Liberty. Justice. Equality. A six-year old does not understand such words. He does not know that history bears witness to but a precious few societies that have nurtured such principles, and to a tragic many that have mocked them. What he does understand is that when his father tells him something is important, it usually is. And so I have remembered.
Last summer, I saw the Statue of Liberty again, in the company of my wife and my parents. We took a ferry from Manhattan. As it pulled away from the pier, I climbed alone to the uppermost deck and stood among the sightseers. En route to my perch, I heard at least seven different languages.
Our first years in America were difficult, although we children never really knew it. We adapted swiftly, learning English in about one month by playing with the other children in our neighborhood. By 1962, my parents, too, had made a home of their new country, and we at last settled down in suburban Eden Prairie, Minnesota. That same year, we became American citizens. Now I stood once again on the deck of a ship, amid foreigners speaking strange tongues and staring in awe at the Manhattan skyline and the world’s most potent symbol of freedom and new beginnings.
The great lady seemed remarkably unchanged by the years, or by the remarkable changes I have undergone. She remains an imposing figure, and a graceful one. Her robes cascade like a waterfall; her torch is held confidently high; she is frozen in mid-step, a portrait of resolve. (Physically, the years have been something of a trial for Liberty; she is now undergoing a two-year restoration.)
As we docked at Liberty Island, I rejoined my wife and my parents.

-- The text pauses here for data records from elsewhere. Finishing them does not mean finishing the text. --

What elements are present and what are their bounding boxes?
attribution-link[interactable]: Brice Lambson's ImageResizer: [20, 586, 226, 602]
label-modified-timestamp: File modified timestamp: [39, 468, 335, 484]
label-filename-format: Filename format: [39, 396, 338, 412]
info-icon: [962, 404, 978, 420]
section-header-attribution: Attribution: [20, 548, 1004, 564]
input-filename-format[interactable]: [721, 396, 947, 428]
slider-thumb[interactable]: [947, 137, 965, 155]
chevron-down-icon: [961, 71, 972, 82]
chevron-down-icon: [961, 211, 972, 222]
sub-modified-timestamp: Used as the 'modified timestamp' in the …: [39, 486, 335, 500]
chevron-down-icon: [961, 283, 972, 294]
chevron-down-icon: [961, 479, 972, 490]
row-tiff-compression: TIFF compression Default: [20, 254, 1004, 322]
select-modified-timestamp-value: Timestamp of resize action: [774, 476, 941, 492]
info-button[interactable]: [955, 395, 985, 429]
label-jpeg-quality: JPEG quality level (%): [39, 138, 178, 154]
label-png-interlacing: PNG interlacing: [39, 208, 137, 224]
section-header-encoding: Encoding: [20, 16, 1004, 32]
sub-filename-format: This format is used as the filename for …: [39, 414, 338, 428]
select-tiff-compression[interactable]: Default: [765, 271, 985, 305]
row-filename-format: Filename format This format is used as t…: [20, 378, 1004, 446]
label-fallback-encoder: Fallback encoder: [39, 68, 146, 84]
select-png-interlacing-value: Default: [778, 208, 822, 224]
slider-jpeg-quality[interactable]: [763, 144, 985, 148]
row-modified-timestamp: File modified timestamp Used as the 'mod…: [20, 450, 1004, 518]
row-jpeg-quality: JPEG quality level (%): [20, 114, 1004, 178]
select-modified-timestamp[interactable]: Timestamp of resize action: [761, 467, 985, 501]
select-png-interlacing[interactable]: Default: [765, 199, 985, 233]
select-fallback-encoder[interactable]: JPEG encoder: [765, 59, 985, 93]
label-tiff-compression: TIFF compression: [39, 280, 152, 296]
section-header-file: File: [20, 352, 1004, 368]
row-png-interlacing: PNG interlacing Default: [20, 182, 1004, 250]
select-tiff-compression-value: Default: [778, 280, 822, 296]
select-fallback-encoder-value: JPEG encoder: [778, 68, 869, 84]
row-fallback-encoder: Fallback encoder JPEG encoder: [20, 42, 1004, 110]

We climbed to Liberty’s crown (an exhausting but inspiring exercise that yields one of the best views of the city), then went to visit the museum at her feet.
The museum is one large, winding hallway that chronicles the history of American immigration. The forced immigration of millions of black Africans (a disgraceful episode of which only a free society would dare remind itself) is reviewed first documented with slave ship drawings and diagrams, handcuffs and chains, personal histories.
Farther on, we came upon the area devoted to the great European migration. Between 1840 and 1940, more than 34 million Europeans resettled in the United States – the greatest migration of human beings in history. America allowed unrestricted immigration until 1921; since then, we have become ever more selective about who may enter.
The pictures that hang from the museum’s walls show hundreds of weary immigrants passing before the watchful eyes of doctors and Customs officials. In 1915, my wife’s Greek grandmother limped past those doctors. They stopped her, and refused her entry until her brother explained that her affliction was the legacy of a childhood accident, not a congenital defect. Others were less fortunate. When officials rejected a would be immigrant, families were confronted with a soul-shattering choice: to abandon their dreams of a new life, or to send a loved one back home, alone.
The photographs tell a dramatic story Immigrants hobble wobbly-legged down gangplanks, carrying everything they own in one suitcase. Many wear their best clothes; this is the most important day of their lives. Nervousness and worry crease many faces. Most of them have no friends in America, and no relatives, and nowhere to go.
Our stroll through the museum was solemn and, for the most part, silent. There is very little that one can say when confronted with the sort of courage illustrated there — especially when one has experienced the immigrant’s fears, confusions, and second thoughts firsthand.
Back on the ferry I asked my father if he remembered leading me onto the deck that cold March morning. Stupid question. My thoughts turned to my kinship with the millions of others who passed through these waters before me, the millions who have followed me, and the millions more who still dream, often in vain, of a new life in a new land.
This article was published in Twin Cities Magazine. It was written before the Statute of Liberty Museum was moved to Ellis Island.